Pour enrayer la spirale négative dans laquelle se trouve votre officine, il faut d’abord accepter certains renoncements. « Aujourd’hui, une petite pharmacie ne peut plus se permettre de conserver un positionnement généraliste, souligne Lucien Bennatan, le président de PHR. En saupoudrant son temps et ses investissements, elle ne fait que se disperser. Mieux vaut donc concentrer son énergie et son temps sur le cœur de métier, car 80 à 90 % du C.A des petites officines est généré par le médicament remboursé.

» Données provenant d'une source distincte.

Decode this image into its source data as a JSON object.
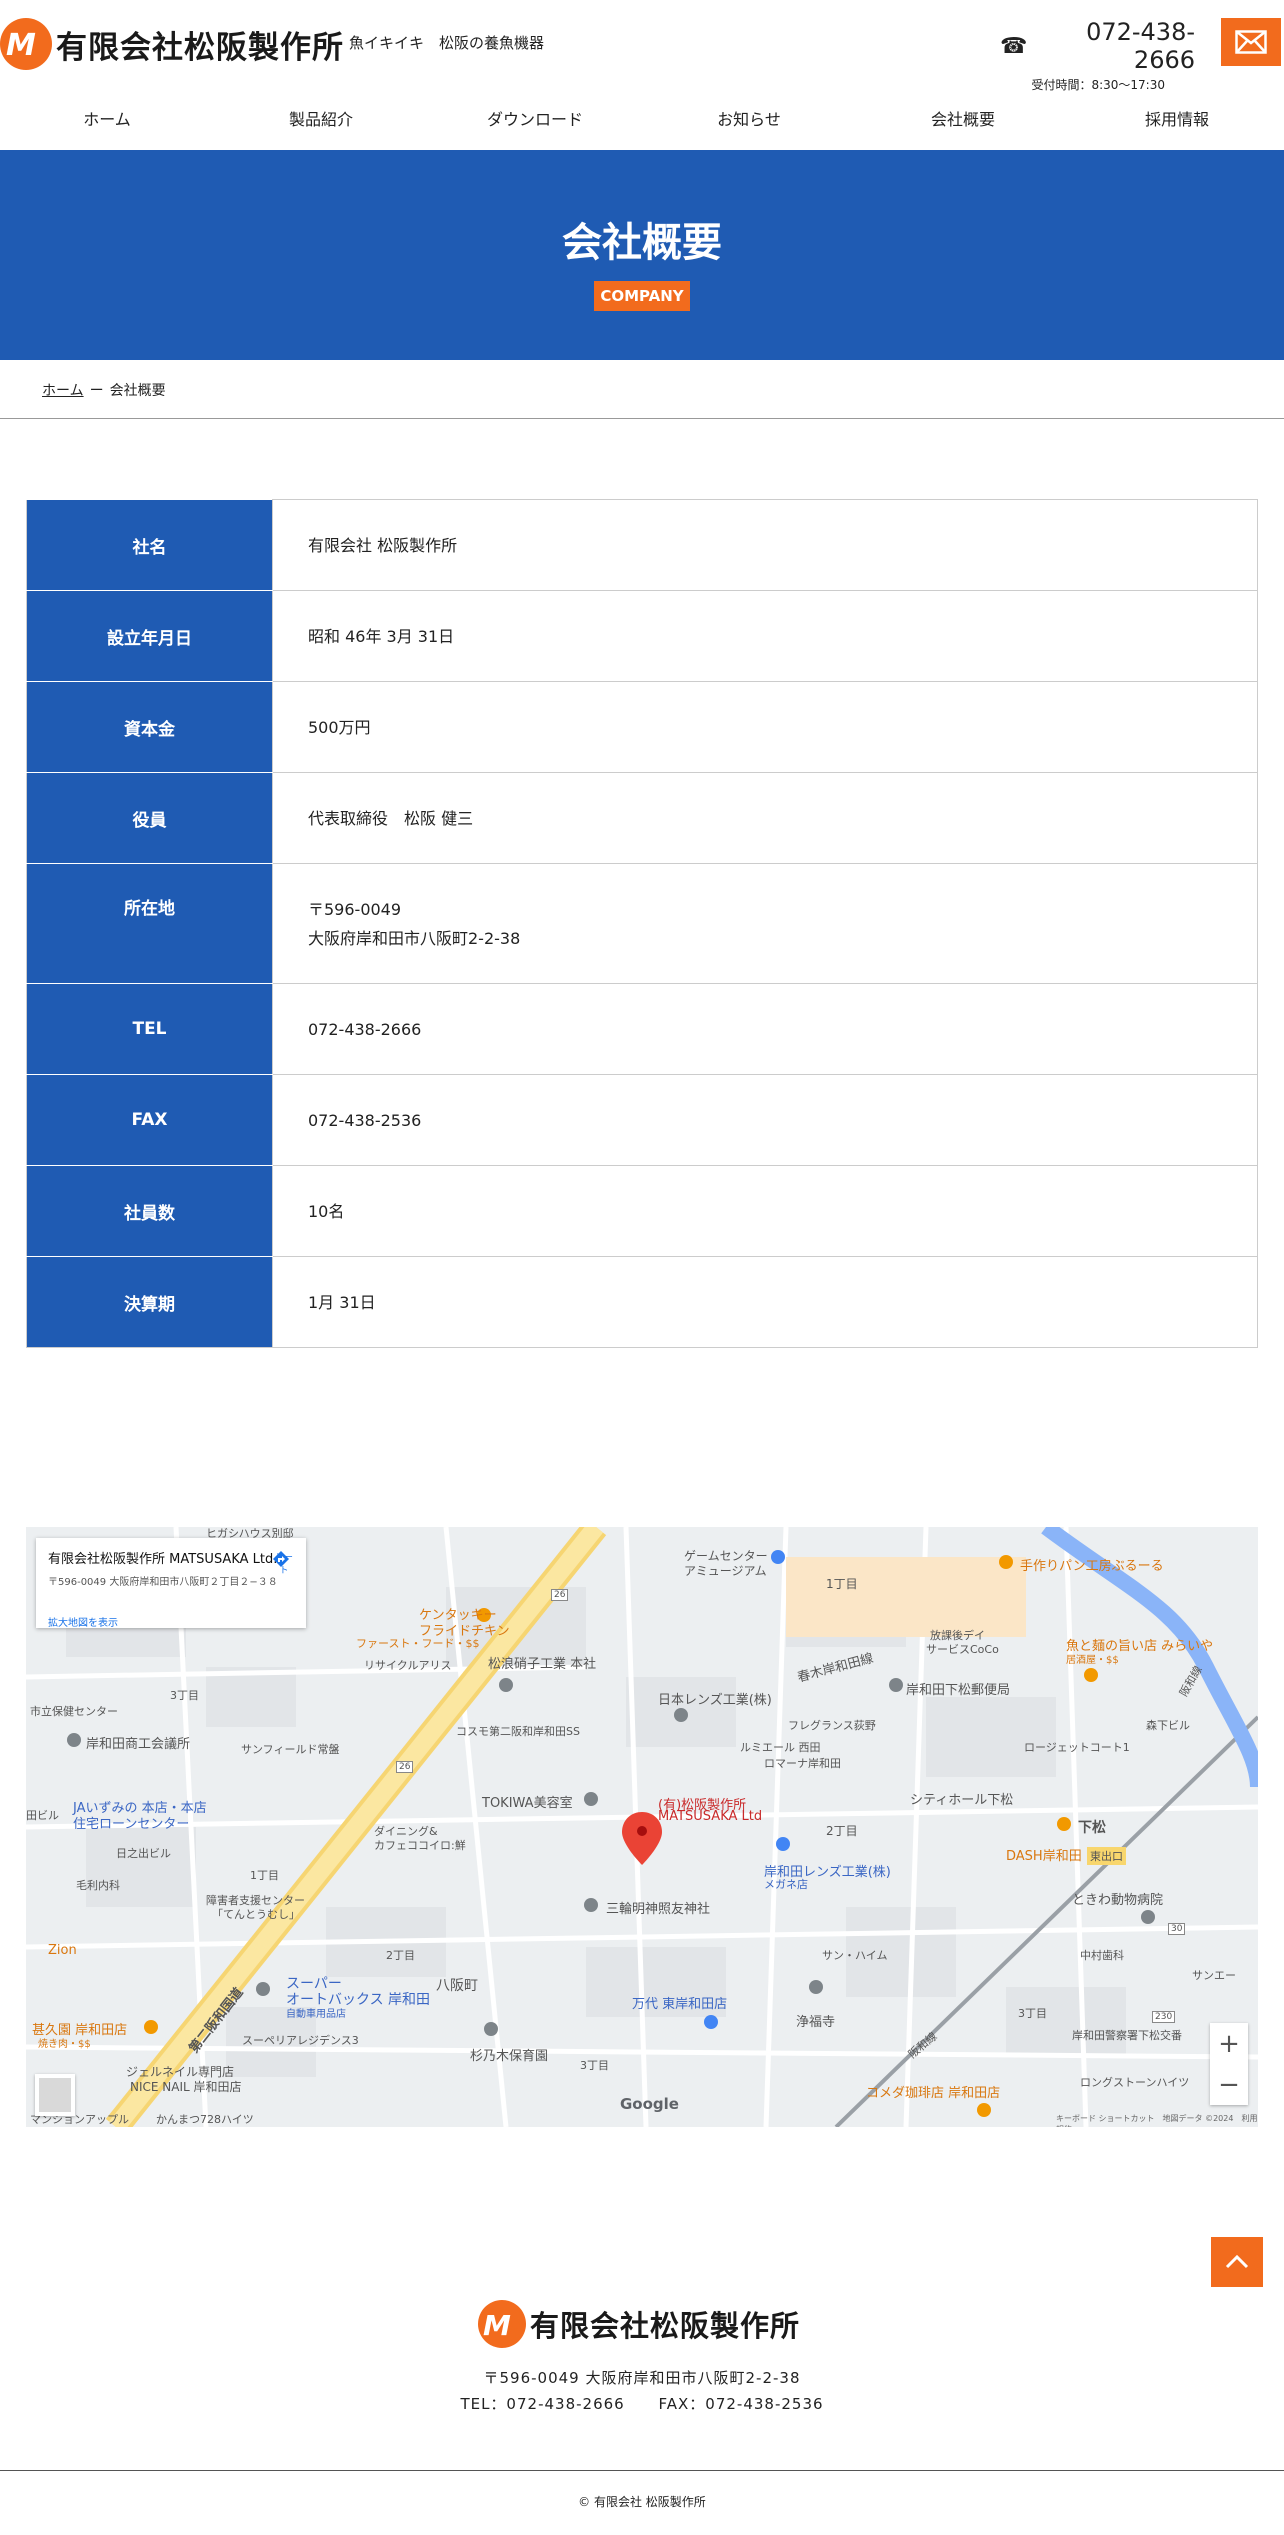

Pour s’affranchir de cette dépendance, il faut donc investir le conseil, les marchés annexes, et développer la rémunération par honoraires. » Inutile aussi de vouloir copier les pratiques des grandes pharmacies d’après Aurélie Paquier, directrice générale de VU Merchandising. « En restant focalisées sur la cosmétique, l’hygiène ou le bébé, et en adoptant des meubles toujours plus hauts afin d’exposer un maximum de produits, les petites officines dénaturent leur expertise médicale. Mieux vaut donc, faute de place et de moyens, faire de vrais choix en matière d’assortiment, avec un positionnement orienté autour de la prise en charge personnalisée de la santé des patients. »
MISER sur l’expertise conseil.
Le développement d’une expertise autour des solutions naturelles constitue le premier axe de spécialisation à explorer. « Des segments comme l’aromathérapie, les compléments alimentaires, la phytothérapie ou la micronutrition se révèlent très rentables et un formidable terrain de jeu pour développer le conseil », rappelle Aurélie Paquier. Ce parti-pris suppose toutefois un nouveau renoncement. « Pour être cohérent avec cette stratégie et se différencier, il faut arrêter de référencer les laboratoires cosmétiques grand public engagés dans la guerre des prix, pour se concentrer sur des petits laboratoires qui se démarquent avec des solutions plus techniques, bio ou naturelles », conseille Lucien Bennatan. « Pour apporter des offres exclusives, il peut aussi être intéressant de mettre en avant les MDD de son groupement, voire de proposer une gamme au nom de l’officine », ajoute Aurélie Paquier.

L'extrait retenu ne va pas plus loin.